Before I was old enough to read I had memorized the Venite from hearing my mother sing it in my ear as I stood in the pew next to her in church: let us heartily rejoice in the strength of our salvation, for he cometh, for he cometh to judge the earth. My father, a general, was often gone, but I always lived in the aura of his power. When God claimed me as his own, in my baptism at age six, in an Episcopal church on a stormy Louisiana night, I was swept through by an even mightier power; I wept out of love and out of sheer relief that the waters had touched my head and I was still alive.

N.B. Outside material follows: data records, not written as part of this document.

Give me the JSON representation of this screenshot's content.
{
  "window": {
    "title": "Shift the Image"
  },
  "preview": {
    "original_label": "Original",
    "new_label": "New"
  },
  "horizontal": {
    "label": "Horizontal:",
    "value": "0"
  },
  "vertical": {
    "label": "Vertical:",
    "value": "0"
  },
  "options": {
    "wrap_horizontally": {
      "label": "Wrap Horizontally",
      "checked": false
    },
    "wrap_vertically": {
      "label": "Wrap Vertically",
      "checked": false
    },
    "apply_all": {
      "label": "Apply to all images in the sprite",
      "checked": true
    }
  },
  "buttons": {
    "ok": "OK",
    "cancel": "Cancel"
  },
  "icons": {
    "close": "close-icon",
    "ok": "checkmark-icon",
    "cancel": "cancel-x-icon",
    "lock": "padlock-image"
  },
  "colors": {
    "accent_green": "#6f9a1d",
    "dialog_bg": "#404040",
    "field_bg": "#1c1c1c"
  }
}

Sin being as banal as it is deadly, I wandered in all the usual ways. By the age of seventeen I was a confirmed agnostic, keeping the possibility of God in the wings, but not close enough to interfere with my pleasures. I was mainly interested in myself. I left Yale in 1975 with a B.A. in English, went to Paris on a Fulbright, and the following year embarked on a series of six-month careers as a groom at the Santa Barbara Polo Club, a ranch-hand and barfly in Argentina, an actor in a dinner theatre on California’s Central Coast in the course of which the hand of God inconveniently pursued me, his voice asking me, in all but words, who are you, what are you doing, why are you here? In 1978, miraculously, I chose to move to New York to be with a woman named Betsy whom I had met on a ship the year before. It was the first time in memory I had done anything for anyone exclusively beside myself. As I tried to love, I found out how bad I was at it, how much I wanted to blame anyone besides myself for any failings that beset me. In the midst of that struggle, through her love for me, Christ showed himself, and threw me a lifeline. I took it and have been holding on ever since. Betsy and I married in 1980, and have one son, Evan, who is twenty.

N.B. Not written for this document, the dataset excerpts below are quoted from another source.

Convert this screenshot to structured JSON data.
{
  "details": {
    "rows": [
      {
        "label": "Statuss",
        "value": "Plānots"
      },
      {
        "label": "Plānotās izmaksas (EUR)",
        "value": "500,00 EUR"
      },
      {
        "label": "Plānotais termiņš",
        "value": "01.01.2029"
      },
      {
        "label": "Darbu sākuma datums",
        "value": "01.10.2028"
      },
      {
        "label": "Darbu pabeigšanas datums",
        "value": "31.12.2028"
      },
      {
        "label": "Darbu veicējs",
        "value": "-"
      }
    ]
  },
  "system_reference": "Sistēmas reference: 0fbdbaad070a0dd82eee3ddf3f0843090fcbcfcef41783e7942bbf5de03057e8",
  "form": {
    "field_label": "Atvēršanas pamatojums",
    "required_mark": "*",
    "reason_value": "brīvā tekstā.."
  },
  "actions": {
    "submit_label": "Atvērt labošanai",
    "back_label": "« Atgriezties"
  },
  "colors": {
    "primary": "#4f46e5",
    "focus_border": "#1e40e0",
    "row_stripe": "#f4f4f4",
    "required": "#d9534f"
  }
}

I was ordained in 1983, and successively Curate at Saint Thomas Church, New York City, Chaplain for the Episcopal Church at Yale, rector of the Church of the Epiphany in New York, Rector of Saint Alban’s Church in Edmonds, Washington, and now Rector of the Redeemer. I helped create, and served on the leadership team for, the New Commandment Task Force. I have been a deputy and an alternate to General Convention.
My work with Anglicanism:
I expect that we are beginning to experience a new era in Anglicanism. I believe God is breaking open the visible Church to reveal the Church that has been unseen. This is more than a matter of disputes over jurisdiction and real estate, more even than a struggle over doctrine. It is a matter of re-imagining the form of the Church and its structures, even as we strive to remain in communion. I am interested in helping create a network of clergy and lay leaders committed to an evangelical Gospel to broker ideas and resources for congregationally-based mission both within and across our own denominational boundaries, and to share the riches and ethos of Anglicanism with other churches who are daughters of the Reformation.